Union Types for Haskell!?

Bernd Holzmüller holzmueller@ics-ag.de
Mon, 27 Nov 2000 10:08:16 +0100

> Ashley Yakeley wrote:
> A better question might be, having extended the type system (and indeed 
> the notion of 'type') in this way, how do I need to modify the concept of 
> 'principal type'?
> ...
> There are two different kinds of 'general' here. Informally, you want the 
> type most general in the type-substitution sense, but probably most 
> specific in the subtype sense.

I think that's the point. It seems that for union types a different
approach for type inference might be used to avoid the problems Fergus
Henderson and others noted. The following typing rule could serve as a
basis for further discussion:

(1) Union types are used in type inference only if necessary to
    successfully type the expression.

In other words, the type checker should try to use the most general type
using parametric polymorphism, but at the same time the *smallest*
possible type regarding the use of union types. That is, there is
usually more than one most general type in case union types are used
with type inference, but there is only one most specific type amongst
those type expressions using union types (which is still equally or more
general than the most general type in a type system without union
types). The following picture illustrates this idea graphically:

   t1 t2 t3    possible types that correctly type e, using union types
     \ | /
       t       most specific type of all types for e using union types
       |       (is equally or more general than t0)
  e :: t0      Haskell 98 (principal) type for e (not using union types)

Example 1:
> Fergus Henderson wrote:
>         f x = case x of
>                 Nothing -> False
>                 Just _ -> True
> What's the most general type for `f'?
> The type `f :: Maybe a -> Bool' is less general than
> e.g. `f :: Union { Maybe a, ... } -> Bool',
> but you certainly don't want to infer the latter type.

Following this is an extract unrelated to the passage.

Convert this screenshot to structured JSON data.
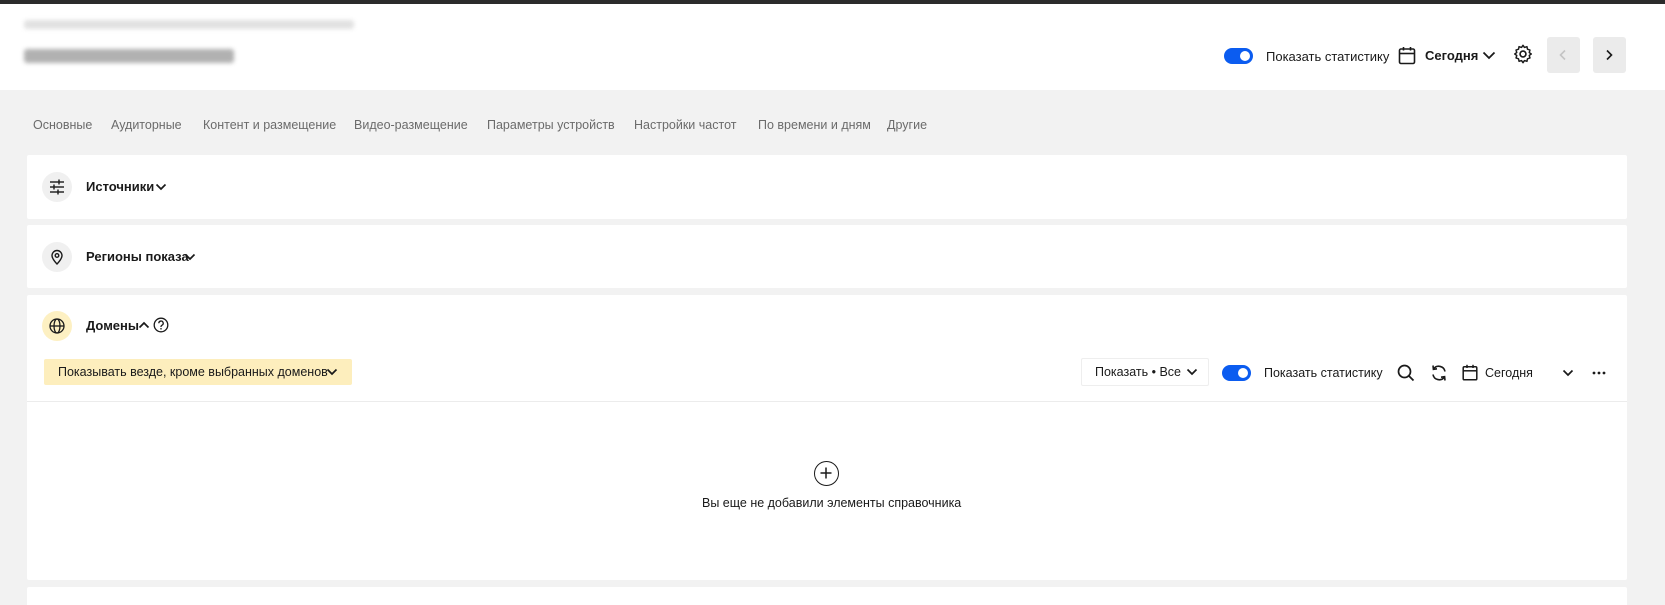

Applying the above rule (1) would just give the expected result: f has
type Maybe a -> Bool because from the body of the function there is no
necessity of using a more general type using union types.

Example 2:

>         foo :: Maybe a -> b -> Maybe b
>         foo x y = case list of
>                         [] -> Nothing
>                         (x:xs) -> Just x
>                 where list = case x of
>                         Nothing -> 0    -- oops, meant [] instead of 0
>                         Just foo -> [y]

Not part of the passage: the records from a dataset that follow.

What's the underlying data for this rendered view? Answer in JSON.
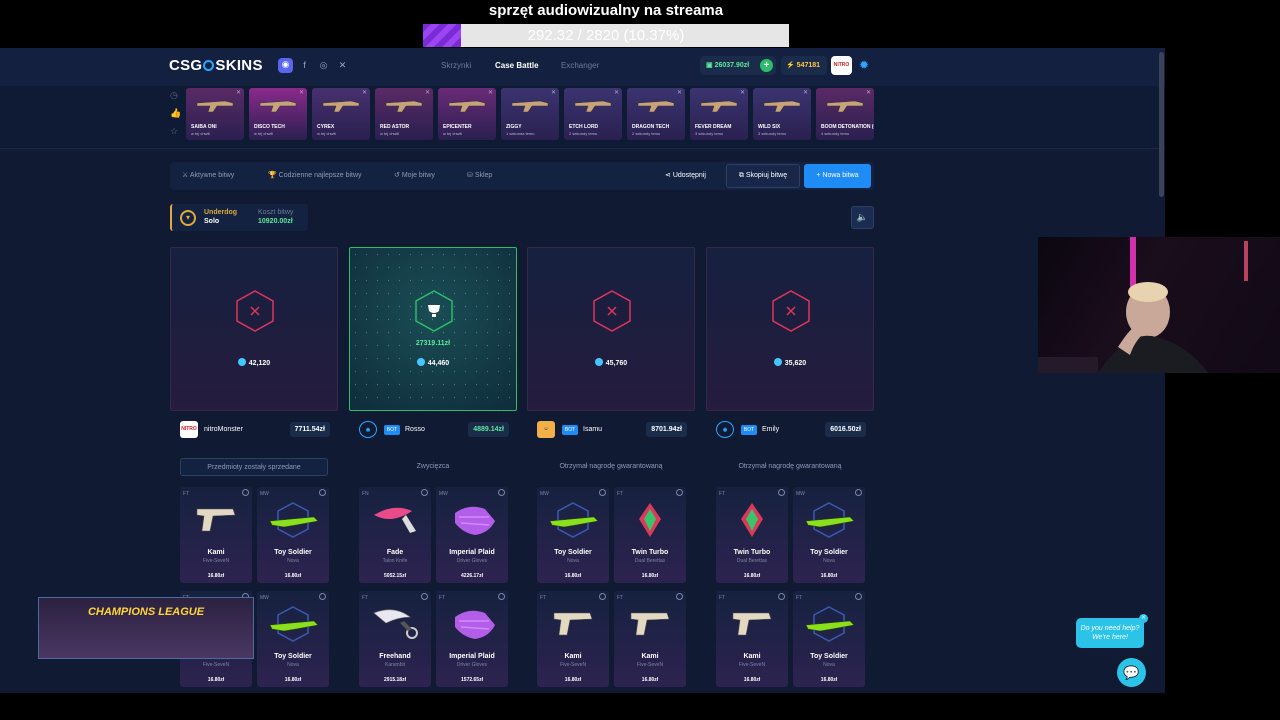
{
  "stream": {
    "title": "sprzęt audiowizualny na streama",
    "goal_text": "292.32 / 2820 (10.37%)",
    "goal_fraction": 0.1037
  },
  "header": {
    "logo_left": "CSG",
    "logo_right": "SKINS",
    "nav": [
      "Skrzynki",
      "Case Battle",
      "Exchanger"
    ],
    "active_nav": "Case Battle",
    "balance": "26037.90zł",
    "balance_plus": "+",
    "coins": "547181"
  },
  "live_drops": [
    {
      "name": "SAIBA ONI",
      "sub": "w tej chwili",
      "bg": "#5a2a66"
    },
    {
      "name": "DISCO TECH",
      "sub": "w tej chwili",
      "bg": "#8a2a8c"
    },
    {
      "name": "CYREX",
      "sub": "w tej chwili",
      "bg": "#47306e"
    },
    {
      "name": "RED ASTOR",
      "sub": "w tej chwili",
      "bg": "#5a2a66"
    },
    {
      "name": "EPICENTER",
      "sub": "w tej chwili",
      "bg": "#6a2a78"
    },
    {
      "name": "ZIGGY",
      "sub": "1 sekunda temu",
      "bg": "#3a3470"
    },
    {
      "name": "ETCH LORD",
      "sub": "2 sekundy temu",
      "bg": "#3a3470"
    },
    {
      "name": "DRAGON TECH",
      "sub": "2 sekundy temu",
      "bg": "#3a3470"
    },
    {
      "name": "FEVER DREAM",
      "sub": "3 sekundy temu",
      "bg": "#3a3470"
    },
    {
      "name": "WILD SIX",
      "sub": "3 sekundy temu",
      "bg": "#3a3470"
    },
    {
      "name": "BOOM DETONATION (GLITTER)",
      "sub": "4 sekundy temu",
      "bg": "#5a2a66"
    }
  ],
  "tabs": [
    "Aktywne bitwy",
    "Codzienne najlepsze bitwy",
    "Moje bitwy",
    "Sklep"
  ],
  "actions": {
    "share": "Udostępnij",
    "copy": "Skopiuj bitwę",
    "new": "+ Nowa bitwa"
  },
  "battle": {
    "mode_name": "Underdog",
    "mode_sub": "Solo",
    "cost_label": "Koszt bitwy",
    "cost_value": "10920.00zł"
  },
  "players": [
    {
      "name": "nitroMonster",
      "total": "7711.54zł",
      "bot": false,
      "score": "42,120",
      "winner": false,
      "win_value": "",
      "status": "Przedmioty zostały sprzedane",
      "items": [
        {
          "cond": "FT",
          "name": "Kami",
          "sub": "Five-SeveN",
          "value": "16.80zł",
          "kind": "pistol"
        },
        {
          "cond": "MW",
          "name": "Toy Soldier",
          "sub": "Nova",
          "value": "16.80zł",
          "kind": "shotgun"
        },
        {
          "cond": "FT",
          "name": "Kami",
          "sub": "Five-SeveN",
          "value": "16.80zł",
          "kind": "pistol"
        },
        {
          "cond": "MW",
          "name": "Toy Soldier",
          "sub": "Nova",
          "value": "16.80zł",
          "kind": "shotgun"
        }
      ]
    },
    {
      "name": "Rosso",
      "total": "4889.14zł",
      "bot": true,
      "score": "44,460",
      "winner": true,
      "win_value": "27319.11zł",
      "status": "Zwycięzca",
      "items": [
        {
          "cond": "FN",
          "name": "Fade",
          "sub": "Talon Knife",
          "value": "5052.15zł",
          "kind": "knife"
        },
        {
          "cond": "MW",
          "name": "Imperial Plaid",
          "sub": "Driver Gloves",
          "value": "4226.17zł",
          "kind": "gloves"
        },
        {
          "cond": "FT",
          "name": "Freehand",
          "sub": "Karambit",
          "value": "2915.18zł",
          "kind": "karambit"
        },
        {
          "cond": "FT",
          "name": "Imperial Plaid",
          "sub": "Driver Gloves",
          "value": "1572.65zł",
          "kind": "gloves"
        }
      ]
    },
    {
      "name": "Isamu",
      "total": "8701.94zł",
      "bot": true,
      "score": "45,760",
      "winner": false,
      "win_value": "",
      "status": "Otrzymał nagrodę gwarantowaną",
      "items": [
        {
          "cond": "MW",
          "name": "Toy Soldier",
          "sub": "Nova",
          "value": "16.80zł",
          "kind": "shotgun"
        },
        {
          "cond": "FT",
          "name": "Twin Turbo",
          "sub": "Dual Berettas",
          "value": "16.80zł",
          "kind": "dual"
        },
        {
          "cond": "FT",
          "name": "Kami",
          "sub": "Five-SeveN",
          "value": "16.80zł",
          "kind": "pistol"
        },
        {
          "cond": "FT",
          "name": "Kami",
          "sub": "Five-SeveN",
          "value": "16.80zł",
          "kind": "pistol"
        }
      ]
    },
    {
      "name": "Emily",
      "total": "6016.50zł",
      "bot": true,
      "score": "35,620",
      "winner": false,
      "win_value": "",
      "status": "Otrzymał nagrodę gwarantowaną",
      "items": [
        {
          "cond": "FT",
          "name": "Twin Turbo",
          "sub": "Dual Berettas",
          "value": "16.80zł",
          "kind": "dual"
        },
        {
          "cond": "MW",
          "name": "Toy Soldier",
          "sub": "Nova",
          "value": "16.80zł",
          "kind": "shotgun"
        },
        {
          "cond": "FT",
          "name": "Kami",
          "sub": "Five-SeveN",
          "value": "16.80zł",
          "kind": "pistol"
        },
        {
          "cond": "FT",
          "name": "Toy Soldier",
          "sub": "Nova",
          "value": "16.80zł",
          "kind": "shotgun"
        }
      ]
    }
  ],
  "overlay": {
    "title": "CHAMPIONS LEAGUE"
  },
  "help": {
    "text": "Do you need help? We're here!"
  },
  "colors": {
    "accent": "#1f8cf5",
    "win": "#2bbd68",
    "lose": "#e0335a",
    "gold": "#e0a93a"
  }
}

The type of list must be inferred as Maybe a -> { [b], Integer } because
otherwise the expression would not be typeable. However, the type of the
case body for "case list of ..." should be inferred as [a] -> Maybe a
(which is the most specific and here as well the most general type when
not considering union types) which could not be legally applied to the
list argument, which is of type { [a], Integer }, because it is too
general: it cannot match type [a] for all elements of the union. Thus,
the function is not correctly typed (I assume the quite obvious matching
rules with union types as follows: t1 matches Union t2 t3 if t1 matches
t2 or t1 matches t3 and Union t2 t3 matches t1 if both t2 and t3 match

> Ashley Yakeley wrote:
>  data B = B1 | B2
>  data C = ...
>  type A = B | C | D -- A accepts values of either B or C or D
> Both A and B are types for B1, but neither is a substitution-instance of 
> the other. This violates the principal type property whereby for every 
> term x, either x is not typable or there exists a type T such that every 
> type assignable to x is a substitution-instance of T.

Againg: applying (1) yields B1 :: B (which is the most specific type not
using unions) and *not* B1 :: A.

It seems that the typing rule given by (1) is a compromise of the
proposed explicit style for the use of union types and the flexibility
and accuracy achieved by type inference. 

Bernd Holzmüller